Putin pushes new cross-border payment system to end dollar dominance
21 Oct 2024
Russian President Vladimir Putin has revived hopes of pursuing the BRICS agenda of creating a new cross-border payment system that would allow nations to make financial transactions outside the SWIFT financial technology and the US dollar.
Ahead of the 16th annual BRICS Summit on 22-23 October in the Tatarstan city of Kazan in Russia, Putin has called on member countries of the coalition to work towards a new digital payments system that would enable use of national currencies in financing investments and ending the dominance of the US currency and the threat of sanctions.
While a common BRICS currency is a long way off, Putin said, Russia is working with other members of the 10-nation grouping to explore the use of digital currencies of respective nations in cross-border transactions.
The BRICS Cross-Border Payment Initiative (BCBPI) seeks to transform the international monetary and financial system by ending the dominance of the dollar, which even the UN organisations like the International Monetary Fund and the World Bank have failed to address.
SWIFT, which connects 200 countries and territories, is currently the mainstay of the banking system the world over for international currency and financial transactions.

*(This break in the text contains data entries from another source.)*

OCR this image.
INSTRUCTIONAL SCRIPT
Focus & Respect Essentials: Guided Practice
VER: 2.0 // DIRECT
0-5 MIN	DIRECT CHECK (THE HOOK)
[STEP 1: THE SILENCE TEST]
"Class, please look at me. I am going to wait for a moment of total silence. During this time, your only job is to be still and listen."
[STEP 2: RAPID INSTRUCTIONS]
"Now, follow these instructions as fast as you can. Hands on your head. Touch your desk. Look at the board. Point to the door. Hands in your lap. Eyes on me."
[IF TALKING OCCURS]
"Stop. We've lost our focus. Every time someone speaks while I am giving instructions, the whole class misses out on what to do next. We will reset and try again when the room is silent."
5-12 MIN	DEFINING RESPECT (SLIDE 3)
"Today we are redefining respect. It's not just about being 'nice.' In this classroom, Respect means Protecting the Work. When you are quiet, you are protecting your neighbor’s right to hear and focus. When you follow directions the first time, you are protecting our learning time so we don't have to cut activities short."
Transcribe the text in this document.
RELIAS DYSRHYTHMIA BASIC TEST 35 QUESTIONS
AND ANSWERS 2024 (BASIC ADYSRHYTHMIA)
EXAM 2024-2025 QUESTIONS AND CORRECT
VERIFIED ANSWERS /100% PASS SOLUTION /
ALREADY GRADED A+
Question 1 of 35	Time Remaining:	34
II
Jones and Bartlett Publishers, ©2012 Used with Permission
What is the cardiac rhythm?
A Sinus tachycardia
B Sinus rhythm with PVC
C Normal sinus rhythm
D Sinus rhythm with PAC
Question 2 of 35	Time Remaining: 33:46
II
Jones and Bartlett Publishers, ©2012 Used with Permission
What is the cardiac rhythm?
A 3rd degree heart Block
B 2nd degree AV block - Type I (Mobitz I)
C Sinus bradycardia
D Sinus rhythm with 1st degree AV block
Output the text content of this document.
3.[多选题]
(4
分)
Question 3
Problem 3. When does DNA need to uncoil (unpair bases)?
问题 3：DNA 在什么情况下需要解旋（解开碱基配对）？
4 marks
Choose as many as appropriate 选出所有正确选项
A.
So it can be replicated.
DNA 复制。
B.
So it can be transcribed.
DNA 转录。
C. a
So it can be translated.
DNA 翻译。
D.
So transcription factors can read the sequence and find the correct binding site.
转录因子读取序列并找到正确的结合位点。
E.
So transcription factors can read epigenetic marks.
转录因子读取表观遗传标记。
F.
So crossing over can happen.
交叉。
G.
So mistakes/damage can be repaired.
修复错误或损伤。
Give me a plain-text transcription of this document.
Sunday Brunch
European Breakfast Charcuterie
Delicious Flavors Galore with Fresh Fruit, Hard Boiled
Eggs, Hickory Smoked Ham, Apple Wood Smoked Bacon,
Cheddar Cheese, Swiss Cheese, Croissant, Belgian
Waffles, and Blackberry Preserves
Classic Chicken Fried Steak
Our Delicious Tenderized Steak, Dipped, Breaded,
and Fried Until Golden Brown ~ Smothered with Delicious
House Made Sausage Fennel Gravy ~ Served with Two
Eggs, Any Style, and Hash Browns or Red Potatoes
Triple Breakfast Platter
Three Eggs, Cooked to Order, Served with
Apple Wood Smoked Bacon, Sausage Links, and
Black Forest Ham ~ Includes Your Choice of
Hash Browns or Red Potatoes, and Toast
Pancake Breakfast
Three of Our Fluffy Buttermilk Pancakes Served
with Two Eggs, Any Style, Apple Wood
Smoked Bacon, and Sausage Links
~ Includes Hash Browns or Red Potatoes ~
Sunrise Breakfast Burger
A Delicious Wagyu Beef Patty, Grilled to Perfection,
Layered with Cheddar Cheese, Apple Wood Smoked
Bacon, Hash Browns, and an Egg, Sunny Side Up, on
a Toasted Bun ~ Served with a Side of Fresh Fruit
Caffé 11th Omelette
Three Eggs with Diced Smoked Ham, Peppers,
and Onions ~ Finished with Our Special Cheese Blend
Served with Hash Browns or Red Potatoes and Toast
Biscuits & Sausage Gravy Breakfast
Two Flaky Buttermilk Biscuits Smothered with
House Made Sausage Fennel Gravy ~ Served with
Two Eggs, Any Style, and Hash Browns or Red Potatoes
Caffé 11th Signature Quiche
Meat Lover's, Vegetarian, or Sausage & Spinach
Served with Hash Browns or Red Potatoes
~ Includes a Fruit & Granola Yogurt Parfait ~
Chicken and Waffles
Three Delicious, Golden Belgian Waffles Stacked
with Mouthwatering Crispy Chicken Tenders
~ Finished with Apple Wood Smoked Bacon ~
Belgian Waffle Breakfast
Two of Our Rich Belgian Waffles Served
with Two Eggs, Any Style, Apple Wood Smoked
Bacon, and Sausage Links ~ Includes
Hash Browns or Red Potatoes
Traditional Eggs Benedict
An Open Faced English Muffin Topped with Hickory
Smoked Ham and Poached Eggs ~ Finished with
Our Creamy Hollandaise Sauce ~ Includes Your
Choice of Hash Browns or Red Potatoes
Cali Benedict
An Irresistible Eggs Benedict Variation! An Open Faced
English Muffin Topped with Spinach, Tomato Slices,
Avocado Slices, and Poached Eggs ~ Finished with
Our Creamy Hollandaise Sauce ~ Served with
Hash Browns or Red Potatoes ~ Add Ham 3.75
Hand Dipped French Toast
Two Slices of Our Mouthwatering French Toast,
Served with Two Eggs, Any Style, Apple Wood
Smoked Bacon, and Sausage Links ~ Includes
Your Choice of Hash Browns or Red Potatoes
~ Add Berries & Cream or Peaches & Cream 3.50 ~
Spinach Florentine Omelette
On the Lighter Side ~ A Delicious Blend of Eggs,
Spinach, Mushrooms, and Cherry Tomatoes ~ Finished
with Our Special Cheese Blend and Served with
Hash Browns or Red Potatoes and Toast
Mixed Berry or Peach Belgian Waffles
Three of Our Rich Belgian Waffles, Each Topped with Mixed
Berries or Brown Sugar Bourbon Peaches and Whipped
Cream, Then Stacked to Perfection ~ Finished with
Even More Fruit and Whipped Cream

BRICS is a lose grouping of nations from diverse parts of the world, with no coherent ideology or common commitment. The five-member coalition that had Brazil, Russia, India, China and South Africa as founding members, has now grown into a larger block with 10 members which also include countries like Egypt, Ethiopia, Iran, Saudi Arabia and the United Arab Emirates. And, reports say, 30 more are waiting to onboad.
India had experimented with local currency transactions with some neighbouring countries as well as Russia and Opec member countries, but on a limited scale.
While Russia is more concerned with the sweeping sanctions imposed by the United States in the wake of the Russia-Ukraine war, the dominance of the US dollar in international transactions (the dollar peg) denies countries the opportunity to realise the full potential of their national currencies.
The proposed SWIFT alternative, however, is not a sweeping system facilitating global transactions, but a cross-border payments system that uses a network of commercial banks connected through central banks of the BRICS member nations.
As of now, the main concern about the existing global financial system is the dominance of western currencies, especially the dollar, and the threat of sanctions. These, however, may not be common to all members of the diverse grouping of countries.
BRICS need to find a consensus among its member nations on the need to create a new payments system and alternative currencies that will not inconvenience any nation, small or big.
The idea is to promote the use of central bank digital currencies (CBDCs), allowing nations to settle international payments through correspondent banks located in third countries.
BRICS proposes to use distributed ledger technology (DLT), such as blockchain, for effecting these transactions.
Alternatively, BRICS may also experiment with a barter-like system through commodity exchanges to facilitate trade and settlement of payments.